11.1 Xception Convolutional Neural Network (CNN) has been widely used to deal with vision-based tasks. Different networks may share similar sets of feature extraction layers, which are referred to as the backbone. There are some frequently used backbones, such as AlexNet [80] and VGG16/19 [81]. In this study, Xception [82] is selected as the backbone. Xception is a building block for deep nets developed by Google, which focus on the efficiency of convolution neural network by introducing the depth-wise separable convolutions. In other words, depth-wise separable convolution means convolution kernel is performed for each channel independently to extract spatial information and features. It consists of two steps: point-wise convolution and depth-wise convolution. As shown in Figure 10, 1x1 convolutions are applied to input to reduce the dimension first, and then n x n convolutions are applied to each channel to conduct depth-wise convolution. The extracted features are stacked to pass to the next layer.

Figure 10. Depth-wise separable convolution

11.2 DeepLabV3+ DeeplabV3+ is a powerful semantic segmentation module developed by Google [83], it utilizes an encoder-decoder architecture with Atrous spatial pyramid pooling (ASPP).

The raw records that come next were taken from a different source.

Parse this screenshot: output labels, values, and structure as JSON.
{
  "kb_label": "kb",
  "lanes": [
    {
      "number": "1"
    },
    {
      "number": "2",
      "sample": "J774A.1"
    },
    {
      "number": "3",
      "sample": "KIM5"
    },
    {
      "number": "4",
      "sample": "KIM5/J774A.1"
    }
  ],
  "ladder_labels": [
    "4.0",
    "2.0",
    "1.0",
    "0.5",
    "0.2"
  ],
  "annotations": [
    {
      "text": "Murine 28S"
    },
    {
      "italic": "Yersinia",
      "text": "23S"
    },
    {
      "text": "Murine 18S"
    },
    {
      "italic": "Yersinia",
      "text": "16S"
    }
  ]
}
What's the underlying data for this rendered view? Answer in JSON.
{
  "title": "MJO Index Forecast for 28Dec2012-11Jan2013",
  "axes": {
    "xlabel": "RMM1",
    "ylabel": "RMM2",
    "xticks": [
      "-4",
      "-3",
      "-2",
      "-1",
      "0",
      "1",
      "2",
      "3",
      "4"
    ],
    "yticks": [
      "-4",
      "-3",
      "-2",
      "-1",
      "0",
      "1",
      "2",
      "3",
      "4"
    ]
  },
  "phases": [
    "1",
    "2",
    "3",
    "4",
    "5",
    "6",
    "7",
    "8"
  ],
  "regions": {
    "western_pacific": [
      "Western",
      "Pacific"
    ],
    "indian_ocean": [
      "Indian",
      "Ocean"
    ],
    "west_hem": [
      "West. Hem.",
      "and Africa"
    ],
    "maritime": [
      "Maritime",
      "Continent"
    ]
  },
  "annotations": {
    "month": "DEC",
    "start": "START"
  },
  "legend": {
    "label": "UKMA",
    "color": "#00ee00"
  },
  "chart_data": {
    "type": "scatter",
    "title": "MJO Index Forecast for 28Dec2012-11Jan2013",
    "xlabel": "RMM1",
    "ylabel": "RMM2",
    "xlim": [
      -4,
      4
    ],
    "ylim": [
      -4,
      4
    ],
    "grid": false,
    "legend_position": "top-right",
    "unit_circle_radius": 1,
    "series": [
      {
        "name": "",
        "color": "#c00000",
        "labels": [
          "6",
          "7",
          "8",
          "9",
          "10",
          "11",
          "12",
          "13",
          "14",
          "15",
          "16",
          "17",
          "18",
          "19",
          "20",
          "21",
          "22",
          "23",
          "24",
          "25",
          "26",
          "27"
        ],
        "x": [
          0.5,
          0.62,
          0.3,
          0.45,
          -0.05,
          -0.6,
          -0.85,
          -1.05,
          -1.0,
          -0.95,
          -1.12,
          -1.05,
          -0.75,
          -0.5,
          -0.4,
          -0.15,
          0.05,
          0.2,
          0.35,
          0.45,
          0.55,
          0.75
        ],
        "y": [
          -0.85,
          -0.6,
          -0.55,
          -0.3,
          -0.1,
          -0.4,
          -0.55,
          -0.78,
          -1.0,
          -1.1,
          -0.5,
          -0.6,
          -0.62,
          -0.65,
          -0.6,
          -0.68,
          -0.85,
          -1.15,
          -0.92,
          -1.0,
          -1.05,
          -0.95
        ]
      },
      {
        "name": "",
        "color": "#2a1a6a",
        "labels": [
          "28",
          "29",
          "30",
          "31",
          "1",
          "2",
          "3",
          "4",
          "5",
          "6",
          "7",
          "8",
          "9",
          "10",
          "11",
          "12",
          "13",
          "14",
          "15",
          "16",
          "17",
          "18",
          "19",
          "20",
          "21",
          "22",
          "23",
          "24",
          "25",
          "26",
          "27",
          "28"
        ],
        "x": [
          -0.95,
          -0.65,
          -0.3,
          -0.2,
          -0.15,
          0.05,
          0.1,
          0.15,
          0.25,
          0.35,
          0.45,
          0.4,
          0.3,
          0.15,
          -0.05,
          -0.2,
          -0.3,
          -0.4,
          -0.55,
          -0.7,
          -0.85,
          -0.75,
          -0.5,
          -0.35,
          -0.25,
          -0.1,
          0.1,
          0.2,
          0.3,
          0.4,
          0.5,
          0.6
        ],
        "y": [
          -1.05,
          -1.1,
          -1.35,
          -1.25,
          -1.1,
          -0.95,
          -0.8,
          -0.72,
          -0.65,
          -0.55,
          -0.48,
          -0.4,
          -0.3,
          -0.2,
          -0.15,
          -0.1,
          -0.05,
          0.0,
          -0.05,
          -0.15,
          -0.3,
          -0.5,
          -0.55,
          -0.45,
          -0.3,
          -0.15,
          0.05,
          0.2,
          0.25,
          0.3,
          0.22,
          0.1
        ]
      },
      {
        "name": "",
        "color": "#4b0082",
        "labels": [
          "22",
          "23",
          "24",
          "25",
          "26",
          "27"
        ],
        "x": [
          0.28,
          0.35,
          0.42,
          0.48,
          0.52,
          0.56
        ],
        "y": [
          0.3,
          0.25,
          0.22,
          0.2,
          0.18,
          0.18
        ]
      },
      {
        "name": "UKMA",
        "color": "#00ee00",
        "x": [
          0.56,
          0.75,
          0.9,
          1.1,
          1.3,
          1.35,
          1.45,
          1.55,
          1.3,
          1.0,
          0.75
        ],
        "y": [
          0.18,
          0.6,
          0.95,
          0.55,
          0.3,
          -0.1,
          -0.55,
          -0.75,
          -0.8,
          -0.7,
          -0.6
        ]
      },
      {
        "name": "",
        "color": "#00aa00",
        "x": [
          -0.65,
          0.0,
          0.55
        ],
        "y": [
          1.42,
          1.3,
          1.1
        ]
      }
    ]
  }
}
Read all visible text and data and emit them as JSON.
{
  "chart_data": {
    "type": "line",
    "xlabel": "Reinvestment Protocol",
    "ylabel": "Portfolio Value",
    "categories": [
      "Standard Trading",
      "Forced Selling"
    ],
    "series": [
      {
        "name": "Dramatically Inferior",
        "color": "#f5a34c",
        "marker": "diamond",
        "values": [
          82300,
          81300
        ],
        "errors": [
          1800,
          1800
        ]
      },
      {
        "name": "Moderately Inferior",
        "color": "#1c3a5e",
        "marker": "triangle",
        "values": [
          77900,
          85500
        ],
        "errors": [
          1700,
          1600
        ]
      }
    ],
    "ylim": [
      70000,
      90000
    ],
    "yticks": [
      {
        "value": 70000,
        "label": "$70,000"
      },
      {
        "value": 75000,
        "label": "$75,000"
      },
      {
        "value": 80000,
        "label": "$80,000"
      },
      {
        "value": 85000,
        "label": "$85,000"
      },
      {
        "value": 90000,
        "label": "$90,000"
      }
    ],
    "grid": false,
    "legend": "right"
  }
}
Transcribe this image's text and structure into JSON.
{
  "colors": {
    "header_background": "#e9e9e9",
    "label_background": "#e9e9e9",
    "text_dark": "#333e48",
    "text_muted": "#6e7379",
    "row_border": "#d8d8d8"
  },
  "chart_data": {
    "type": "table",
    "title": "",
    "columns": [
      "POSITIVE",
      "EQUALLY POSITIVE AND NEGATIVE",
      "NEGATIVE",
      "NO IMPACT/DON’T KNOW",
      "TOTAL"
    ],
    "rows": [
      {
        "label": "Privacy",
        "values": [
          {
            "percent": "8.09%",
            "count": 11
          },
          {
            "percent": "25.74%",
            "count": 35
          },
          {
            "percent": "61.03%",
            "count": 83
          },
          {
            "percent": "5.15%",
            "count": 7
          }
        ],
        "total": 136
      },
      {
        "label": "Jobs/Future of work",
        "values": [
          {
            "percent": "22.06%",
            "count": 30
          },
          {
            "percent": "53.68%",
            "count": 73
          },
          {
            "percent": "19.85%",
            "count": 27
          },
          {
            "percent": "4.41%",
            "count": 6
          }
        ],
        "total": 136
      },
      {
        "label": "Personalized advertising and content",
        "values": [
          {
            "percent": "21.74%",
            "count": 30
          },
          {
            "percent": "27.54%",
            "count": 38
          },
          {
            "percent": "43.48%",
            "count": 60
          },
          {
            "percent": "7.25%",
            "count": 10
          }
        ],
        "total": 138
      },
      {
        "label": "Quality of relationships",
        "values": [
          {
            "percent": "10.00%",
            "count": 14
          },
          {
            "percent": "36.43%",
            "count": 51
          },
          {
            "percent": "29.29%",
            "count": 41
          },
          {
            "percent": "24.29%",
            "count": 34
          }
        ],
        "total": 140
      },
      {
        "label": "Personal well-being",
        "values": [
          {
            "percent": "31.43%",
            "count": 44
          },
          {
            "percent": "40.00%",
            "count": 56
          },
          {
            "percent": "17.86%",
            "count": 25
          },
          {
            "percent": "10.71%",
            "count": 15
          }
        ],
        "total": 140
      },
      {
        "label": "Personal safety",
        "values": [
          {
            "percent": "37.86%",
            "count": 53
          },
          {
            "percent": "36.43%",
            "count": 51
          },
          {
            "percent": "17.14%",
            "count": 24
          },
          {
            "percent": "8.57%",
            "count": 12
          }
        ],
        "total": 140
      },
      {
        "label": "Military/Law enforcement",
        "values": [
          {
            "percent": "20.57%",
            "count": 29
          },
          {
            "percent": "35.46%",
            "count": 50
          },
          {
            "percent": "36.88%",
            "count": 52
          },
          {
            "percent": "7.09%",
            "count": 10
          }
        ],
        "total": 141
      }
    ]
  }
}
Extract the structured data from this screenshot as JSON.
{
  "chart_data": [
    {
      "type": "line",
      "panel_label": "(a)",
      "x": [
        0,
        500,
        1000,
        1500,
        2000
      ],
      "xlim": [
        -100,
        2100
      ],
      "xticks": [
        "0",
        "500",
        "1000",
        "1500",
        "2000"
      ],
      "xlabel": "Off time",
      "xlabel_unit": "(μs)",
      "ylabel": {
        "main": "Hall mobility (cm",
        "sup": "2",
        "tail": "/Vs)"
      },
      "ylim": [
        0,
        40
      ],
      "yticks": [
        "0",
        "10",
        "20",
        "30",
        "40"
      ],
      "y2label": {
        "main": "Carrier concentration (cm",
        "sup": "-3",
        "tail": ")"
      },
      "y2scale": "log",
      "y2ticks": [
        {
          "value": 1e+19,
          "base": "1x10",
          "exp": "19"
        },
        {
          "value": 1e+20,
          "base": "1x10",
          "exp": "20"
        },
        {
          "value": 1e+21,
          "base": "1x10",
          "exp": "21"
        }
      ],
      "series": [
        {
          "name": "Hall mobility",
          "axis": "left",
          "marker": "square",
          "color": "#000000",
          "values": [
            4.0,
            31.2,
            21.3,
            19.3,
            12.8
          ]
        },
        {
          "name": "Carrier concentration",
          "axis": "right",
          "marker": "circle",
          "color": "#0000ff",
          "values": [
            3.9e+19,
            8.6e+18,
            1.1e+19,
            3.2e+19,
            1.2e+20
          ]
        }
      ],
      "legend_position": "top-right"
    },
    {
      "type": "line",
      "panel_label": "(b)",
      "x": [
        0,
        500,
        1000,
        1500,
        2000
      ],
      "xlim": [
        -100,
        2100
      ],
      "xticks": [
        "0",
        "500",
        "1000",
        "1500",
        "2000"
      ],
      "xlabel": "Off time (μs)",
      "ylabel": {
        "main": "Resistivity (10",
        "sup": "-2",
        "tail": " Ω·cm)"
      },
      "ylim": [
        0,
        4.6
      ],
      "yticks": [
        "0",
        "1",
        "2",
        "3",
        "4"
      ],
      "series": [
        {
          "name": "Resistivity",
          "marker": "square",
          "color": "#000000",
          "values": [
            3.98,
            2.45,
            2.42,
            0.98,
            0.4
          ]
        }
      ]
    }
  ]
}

ASPP is able to encode multi-scale contextual information. ASPP is Atrous convolution based spatial pyramid pooling. The top part of Figure 11 shows the Atrous convolution process. It can be presented in equation (13).

y[j]=∑kx[j+r∗n]w[n] (13)

Where j is the location, n is the filter size, w is the filter weight, and r is the Atrous rate corresponding to the stride used to sample the input.

By utilizing the advantages of Atrous convolution and spatial pyramid pooling, ASPP is developed to robustly segment objects at multiple scales, as shown in Figure 12. The encoderdecoder architecture of DeepLab V3+ enables the location/spatial information to be discovered. In the encoder stage, ASPP is used to extract the local features, and the output of the encoder stage has a much smaller spatial resolution than input image resolution. In the decoder stage, the encoder features are upsampled and then concatenated with the corresponding low-level features extracted at the beginning. Figure 12 shows an example of encoder-decoder architecture.